The risk of the mosquito-borne diseases malaria, dengue fever and Zika virus is expected to shift both temporally and spatially under climate change. As climate change projections continue to improve, our ability to predict these shifts is also enhanced. This paper predicts transmission suitability for these mosquito-borne diseases, which are three of the most significant, using the most up-to-date climate change projections.
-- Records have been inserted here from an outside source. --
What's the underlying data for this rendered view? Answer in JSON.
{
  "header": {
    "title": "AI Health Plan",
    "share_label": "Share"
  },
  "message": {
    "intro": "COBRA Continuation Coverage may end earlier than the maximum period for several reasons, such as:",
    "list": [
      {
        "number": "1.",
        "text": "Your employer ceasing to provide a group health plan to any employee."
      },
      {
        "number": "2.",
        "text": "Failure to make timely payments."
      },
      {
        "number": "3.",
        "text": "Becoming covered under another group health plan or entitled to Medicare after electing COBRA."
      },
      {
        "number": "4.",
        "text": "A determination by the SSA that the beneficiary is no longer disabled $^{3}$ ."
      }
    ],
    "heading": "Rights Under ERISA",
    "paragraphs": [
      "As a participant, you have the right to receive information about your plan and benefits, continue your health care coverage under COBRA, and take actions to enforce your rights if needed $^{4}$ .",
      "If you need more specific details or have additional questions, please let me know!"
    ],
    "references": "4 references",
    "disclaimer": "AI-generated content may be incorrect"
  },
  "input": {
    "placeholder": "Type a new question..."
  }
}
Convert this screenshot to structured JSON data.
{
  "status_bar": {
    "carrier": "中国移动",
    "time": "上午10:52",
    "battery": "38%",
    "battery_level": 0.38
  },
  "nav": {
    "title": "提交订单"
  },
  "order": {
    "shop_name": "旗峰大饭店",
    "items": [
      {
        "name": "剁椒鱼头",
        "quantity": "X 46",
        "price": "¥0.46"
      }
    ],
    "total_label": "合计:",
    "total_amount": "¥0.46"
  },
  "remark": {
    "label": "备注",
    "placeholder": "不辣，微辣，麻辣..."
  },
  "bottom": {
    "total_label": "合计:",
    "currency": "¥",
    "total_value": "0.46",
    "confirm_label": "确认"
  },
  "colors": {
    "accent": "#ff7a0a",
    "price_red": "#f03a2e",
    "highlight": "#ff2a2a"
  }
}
Using a mechanistic methodology, areas that are newly suitable and those where people are most at risk of transmission under the best- and worst-case climate change scenarios have been identified. The results show that although transmission suitability is expected to decrease overall for malaria, some areas will become newly suitable, putting naïve populations at risk. In contrast, transmission suitability for dengue fever and Zika virus is expected to increase both in duration and geographical extent. Although transmission suitability is expected to increase in temperate zones for a few months of the year, suitability remains focused in the tropics. The highest transmission suitability in tropical regions is likely to exacerbate the intense existing vulnerability of these populations, especially children, to the multiple consequences of climate change, and their severe lack of resources and agency to cope with these impacts and pressures. As these changes in transmission suitability are amplified under the worst-case climate change scenario, this paper makes the case in support of enhanced and more urgent efforts to mitigate climate change than has been achieved to date. By presenting consistent data on the climate-driven spread of multiple mosquito-borne diseases, our work provides more holistic information to underpin prevention and control planning and decision making at national and regional levels.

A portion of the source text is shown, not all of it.